On va d’abord clarifier deux ou trois points. Pour ceux qui ne connaîtraient pas Médine, c’est un garçon qui, en janvier 2015, sort un album sur lequel on trouve le titre Don’t laïk, dont les paroles sont, entre autres : "Crucifions les laïcards comme à Golgotha". Il a depuis fait amende honorable, expliquant qu’il avait mal dosé la provocation, qu’il avait été inaudible. Inaudible pour quels propos ? C’est bien ce sur quoi l’on s’interroge. Depuis, il a publié un album intitulé Jihad et arbore un T-shirt décoré du sabre musulman. Sur cet album, il raconte son rêve d’enfance de jouer au Bataclan. Mais là encore, on s’interroge : quel est le message ? Qu’est censée nous dire cette référence au jihad ?
Voilà donc un musicien conscient, un rappeur à message, mais la nature du message nous échappe.

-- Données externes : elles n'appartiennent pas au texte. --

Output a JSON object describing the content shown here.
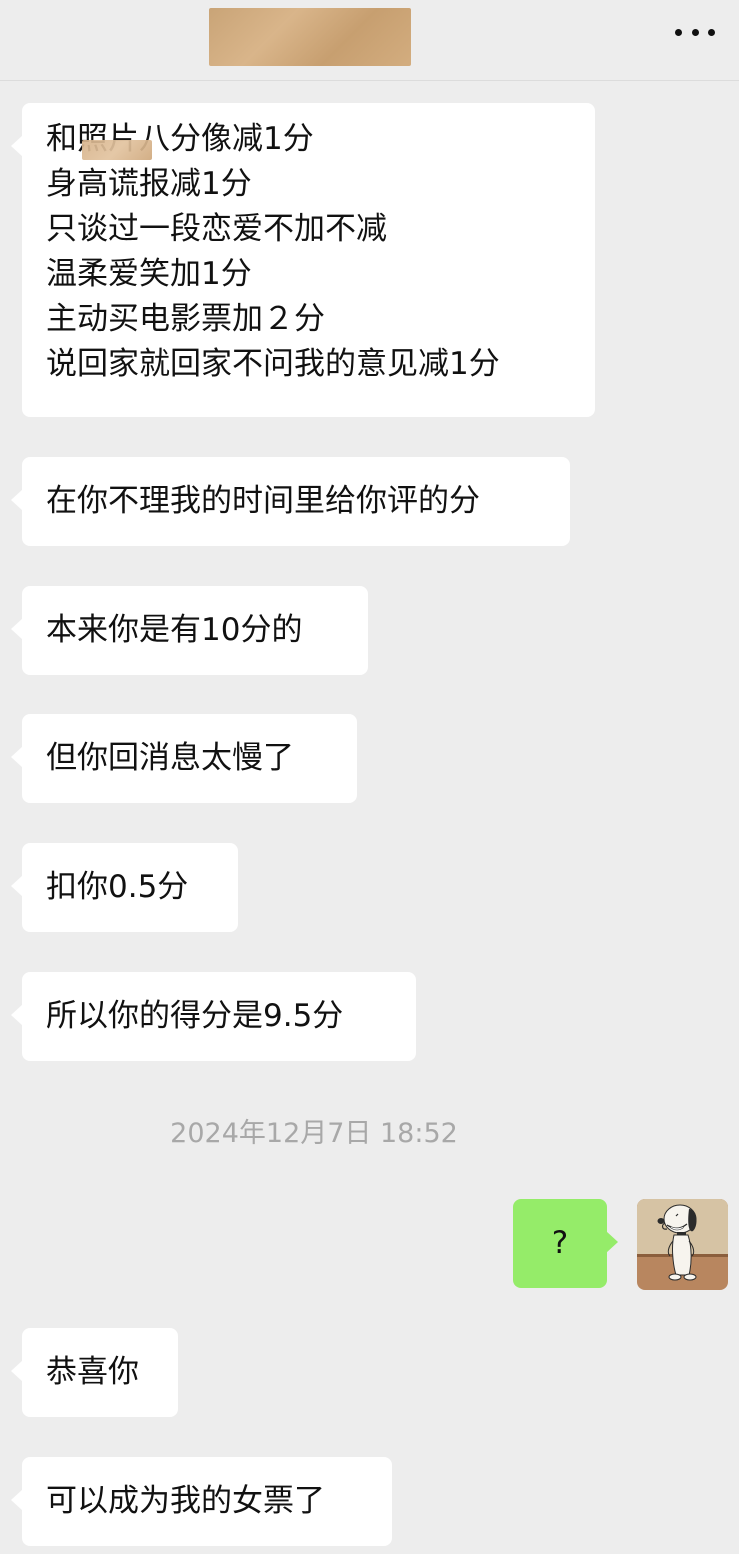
{
  "header": {
    "more_icon": "more-horizontal-icon"
  },
  "messages": [
    {
      "side": "left",
      "text": "和照片八分像减1分\n身高谎报减1分\n只谈过一段恋爱不加不减\n温柔爱笑加1分\n主动买电影票加２分\n说回家就回家不问我的意见减1分"
    },
    {
      "side": "left",
      "text": "在你不理我的时间里给你评的分"
    },
    {
      "side": "left",
      "text": "本来你是有10分的"
    },
    {
      "side": "left",
      "text": "但你回消息太慢了"
    },
    {
      "side": "left",
      "text": "扣你0.5分"
    },
    {
      "side": "left",
      "text": "所以你的得分是9.5分"
    },
    {
      "side": "right",
      "text": "?"
    },
    {
      "side": "left",
      "text": "恭喜你"
    },
    {
      "side": "left",
      "text": "可以成为我的女票了"
    }
  ],
  "timestamp": "2024年12月7日 18:52",
  "colors": {
    "background": "#ededed",
    "incoming_bubble": "#ffffff",
    "outgoing_bubble": "#95ec69",
    "timestamp_text": "#a8a8a8"
  },
  "avatar": {
    "icon": "snoopy-avatar-icon"
  }
}
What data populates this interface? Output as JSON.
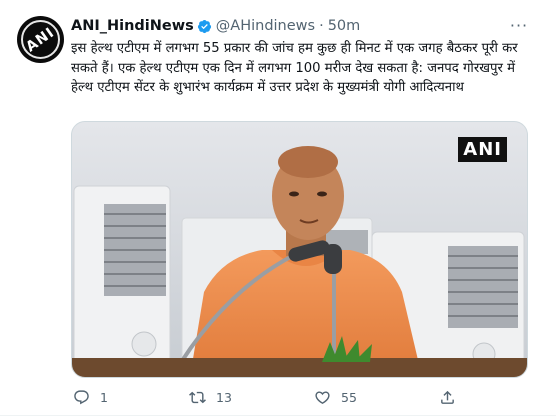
{
  "tweet": {
    "avatar_label": "ANI",
    "display_name": "ANI_HindiNews",
    "handle": "@AHindinews",
    "separator": "·",
    "time": "50m",
    "more_label": "···",
    "text": "इस हेल्थ एटीएम में लगभग 55 प्रकार की जांच हम कुछ ही मिनट में एक जगह बैठकर पूरी कर सकते हैं। एक हेल्थ एटीएम एक दिन में लगभग 100 मरीज देख सकता है: जनपद गोरखपुर में हेल्थ एटीएम सेंटर के शुभारंभ कार्यक्रम में उत्तर प्रदेश के मुख्यमंत्री योगी आदित्यनाथ",
    "media_watermark": "ANI"
  },
  "actions": {
    "reply_count": "1",
    "retweet_count": "13",
    "like_count": "55",
    "share_count": ""
  },
  "colors": {
    "text": "#0f1419",
    "muted": "#536471",
    "verified": "#1d9bf0",
    "border": "#cfd9de"
  },
  "icons": [
    "verified-badge-icon",
    "more-icon",
    "reply-icon",
    "retweet-icon",
    "like-icon",
    "share-icon"
  ]
}
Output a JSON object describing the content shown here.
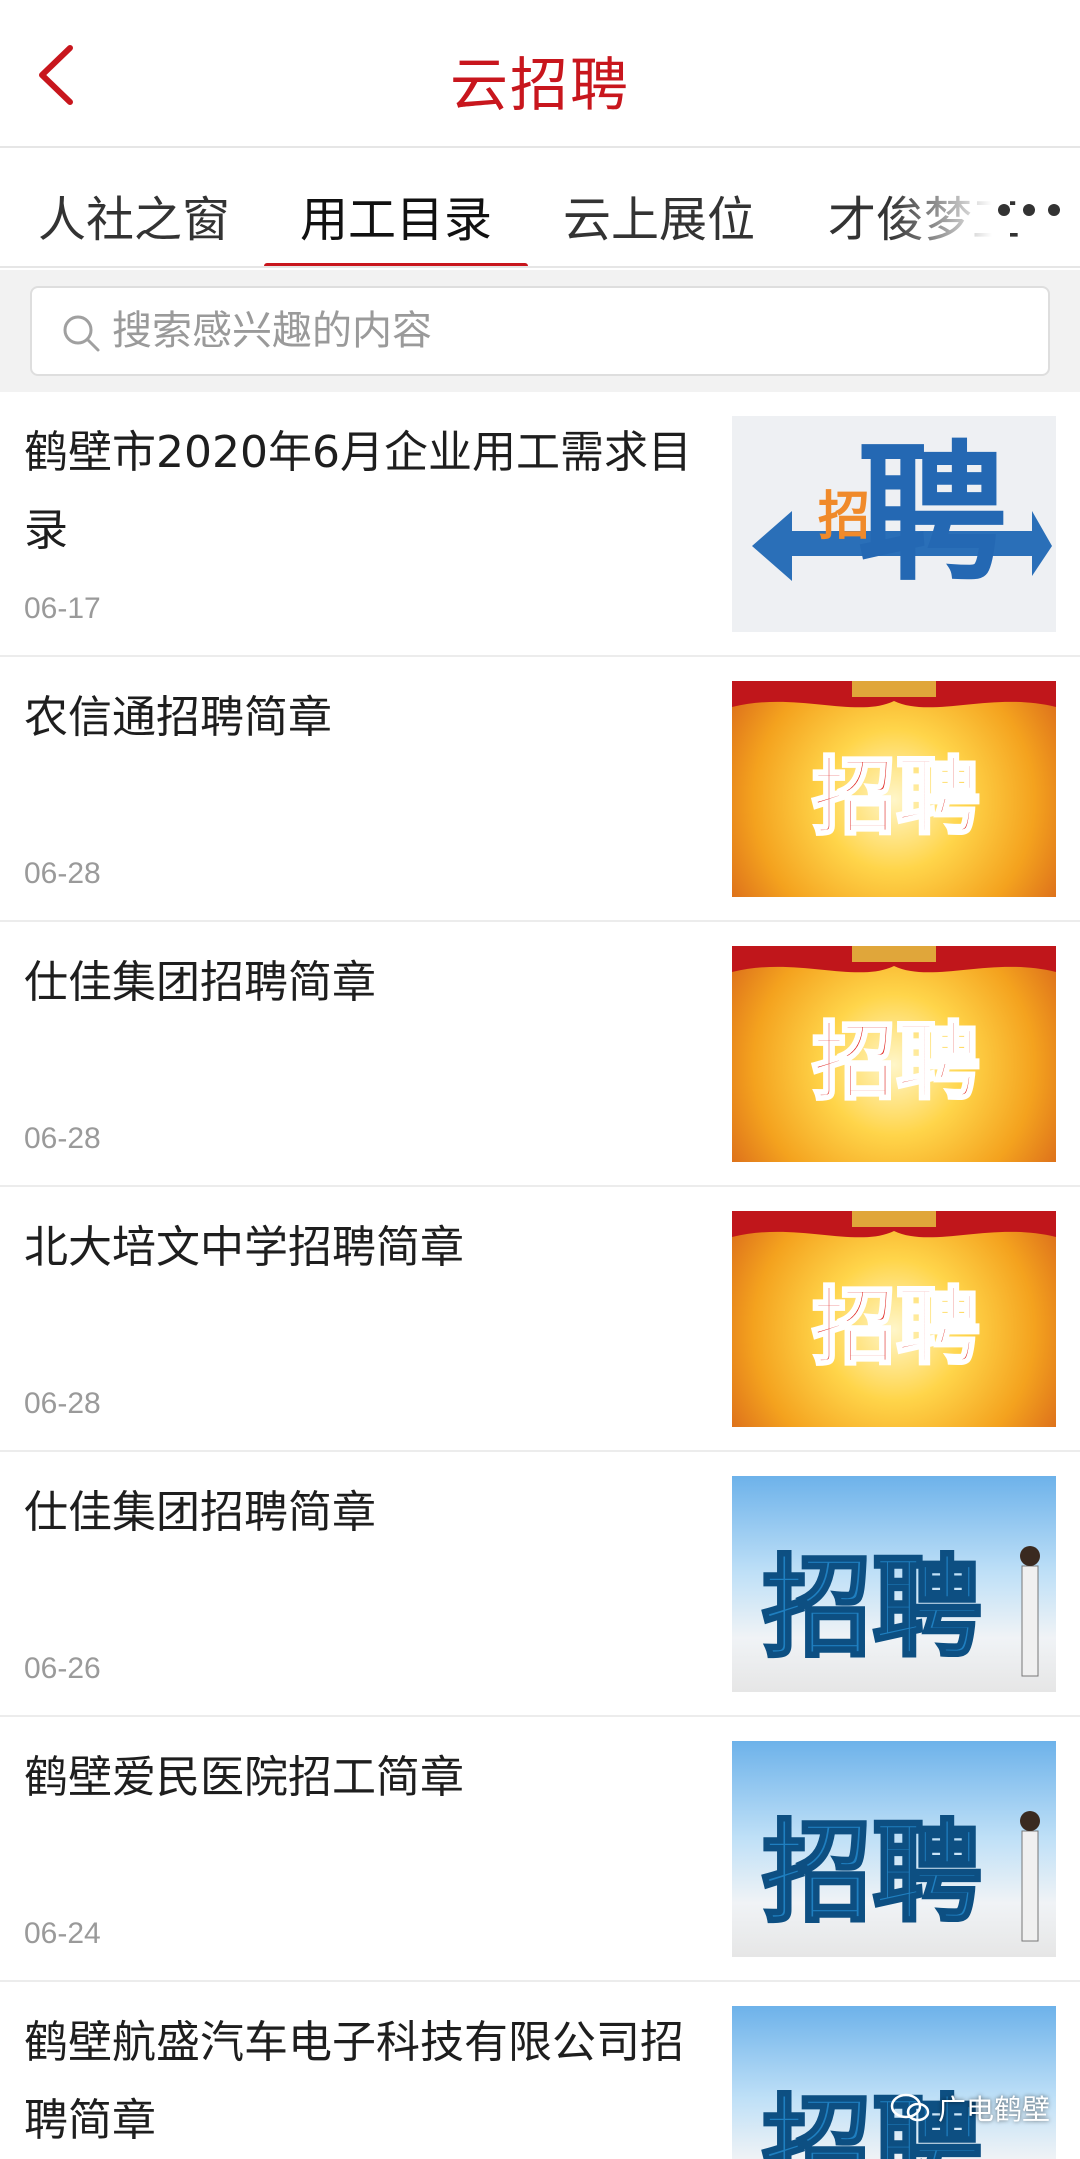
{
  "header": {
    "title": "云招聘"
  },
  "tabs": [
    {
      "label": "人社之窗"
    },
    {
      "label": "用工目录"
    },
    {
      "label": "云上展位"
    },
    {
      "label": "才俊梦工"
    }
  ],
  "search": {
    "placeholder": "搜索感兴趣的内容"
  },
  "items": [
    {
      "title": "鹤壁市2020年6月企业用工需求目录",
      "date": "06-17"
    },
    {
      "title": "农信通招聘简章",
      "date": "06-28"
    },
    {
      "title": "仕佳集团招聘简章",
      "date": "06-28"
    },
    {
      "title": "北大培文中学招聘简章",
      "date": "06-28"
    },
    {
      "title": "仕佳集团招聘简章",
      "date": "06-26"
    },
    {
      "title": "鹤壁爱民医院招工简章",
      "date": "06-24"
    },
    {
      "title": "鹤壁航盛汽车电子科技有限公司招聘简章",
      "date": ""
    }
  ],
  "thumbnails": {
    "poster_text": "招聘",
    "small_text": "招",
    "big_text": "聘"
  },
  "watermark": "广电鹤壁",
  "colors": {
    "accent": "#c8161d",
    "muted": "#9a9a9a"
  }
}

Faire trembler les supposés bourgeois que nous serions avec un non-moins supposé symbole de révolte contre l’ordre établi ? Tout ce qu’on retiendra, c’est qu’un rappeur qui joue avec l’imagerie du jihad va venir mettre en scène sa fausse conscience au Bataclan, là où quatre-vingt dix personnes ont été massacrées au nom même de ce jihad dont il fait un slogan pour vendre ses disques.
Le problème, c’est que nous nous retrouvons à chaque fois confrontés au même piège : les premiers à réagir sont des élus du Front national ou de la droite des Républicains. Du coup, quiconque réagit est assimilé à l’extrême-droite. D’ailleurs, il suffit de voir les titres de la presse : "Le Pen et LR dénoncent la venue au Bataclan du rappeur Médine". Et quand le Printemps Républicain s’en mêle, c’est tout le combat pour la laïcité, dont ils se sont fait un étendard, qui semble rejoindre le camp du Mal. Personne n’osera plus monter au créneau du côté de la gauche. Et l’on transforme une indignation légitime en affrontement droite-gauche, pour éviter de se poser la question de ce que signifie de la part d’un rappeur ce genre de jeu ambigu.
Alors, apologie du jihad ? C’est plus subtil. Ce qu’on perçoit, c’est une rhétorique identitaire qui fait de l’islam, mais aussi de l’islamisme, un instrument de différenciation entre un eux et un nous. Face à cela, on s’ingénie à banaliser les 230 morts qu’a fait le jihad en France depuis trois ans. De peur de stigmatiser ces jeunes gens qui brouillent volontairement les frontières et pratiquent allègrement l’amalgame entre islam et islamisme, mais au nom de l’art et de la provocation, bien sûr.